Over the past three decades, major industries in the computing, automotive, mining, and telecommunication sectors have significantly increased quality and drastically decreased costs in response to market pressures. The healthcare industry has been hampered in its ability to achieve similar levels of efficiency due to regulatory obstacles and barriers to market forces. CDHC plans may be one way to help decrease costs and improve the quality of health care in the United States.
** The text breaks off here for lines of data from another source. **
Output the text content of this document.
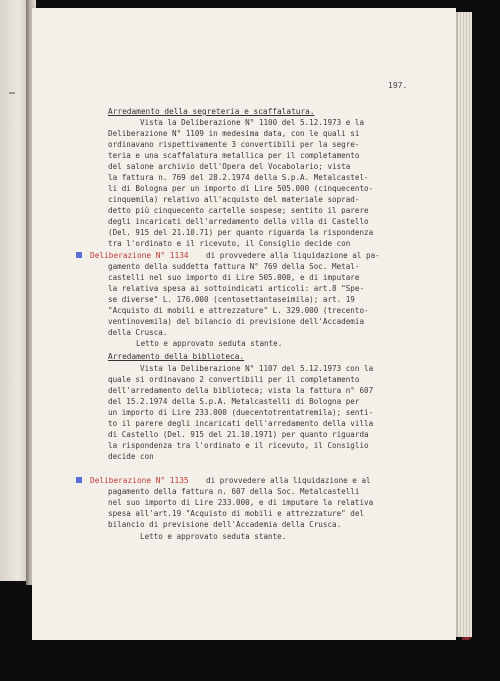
197.
Arredamento della segreteria e scaffalatura.
Vista la Deliberazione N° 1100 del 5.12.1973 e la
Deliberazione N° 1109 in medesima data, con le quali si
ordinavano rispettivamente 3 convertibili per la segre-
teria e una scaffalatura metallica per il completamento
del salone archivio dell'Opera del Vocabolario; vista
la fattura n. 769 del 28.2.1974 della S.p.A. Metalcastel-
li di Bologna per un importo di Lire 505.000 (cinquecento-
cinquemila) relativo all'acquisto del materiale soprad-
detto più cinquecento cartelle sospese; sentito il parere
degli incaricati dell'arredamento della villa di Castello
(Del. 915 del 21.10.71) per quanto riguarda la rispondenza
tra l'ordinato e il ricevuto, il Consiglio decide con
Deliberazione N° 1134 di provvedere alla liquidazione al pa-
gamento della suddetta fattura N° 769 della Soc. Metal-
castelli nel suo importo di Lire 505.000, e di imputare
la relativa spesa ai sottoindicati articoli: art.8 "Spe-
se diverse" L. 176.000 (centosettantaseimila); art. 19
"Acquisto di mobili e attrezzature" L. 329.000 (trecento-
ventinovemila) del bilancio di previsione dell'Accademia
della Crusca.
Letto e approvato seduta stante.
Arredamento della biblioteca.
Vista la Deliberazione N° 1107 del 5.12.1973 con la
quale si ordinavano 2 convertibili per il completamento
dell'arredamento della biblioteca; vista la fattura n° 607
del 15.2.1974 della S.p.A. Metalcastelli di Bologna per
un importo di Lire 233.000 (duecentotrentatremila); senti-
to il parere degli incaricati dell'arredamento della villa
di Castello (Del. 915 del 21.10.1971) per quanto riguarda
la rispondenza tra l'ordinato e il ricevuto, il Consiglio
decide con
Deliberazione N° 1135 di provvedere alla liquidazione e al
pagamento della fattura n. 607 della Soc. Metalcastelli
nel suo importo di Lire 233.000, e di imputare la relativa
spesa all'art.19 "Acquisto di mobili e attrezzature" del
bilancio di previsione dell'Accademia della Crusca.
Letto e approvato seduta stante.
The Washington Health Policy Fellows include Sharat Kusuma, MD; Ryan M. Nunley, MD; Aaron Covey, MD; James Genuario, MD; Samir Mehta, MD; A. Alex Jahangir, MD; Alok D. Sharan, MD; Anil Ranawat, MD; and John Flint, MD.

Did you know?

49%: The average proportion of individual out-of-pocket healthcare expenditures for patients in the United States in 1960.2

14%: The average proportion of individual out-of-pocket healthcare expenditures for patients in the United States in 2002.4

10 cents: The average amount that US patients currently pay out-of-pocket for every dollar of physician services they consume.9

33x: The increase in number of employers that offered HRAs or HSAs to their employees between September 2004 and March 2005.6

3.7% to 6%: The average annual cost increase for employers that used CDHC plans from 2003 to 2004.6

10% to 20%: The average annual cost increase for employers that used traditional indemnity health insurance plans from 2003 to 2004.6

66%: The estimated proportion of the United States’ GDP spent on health care by the year 2050 under current projected growth rates. The absolute dollar amount of that figure will equal the entire consumption of all goods and services by the U.S. economy today.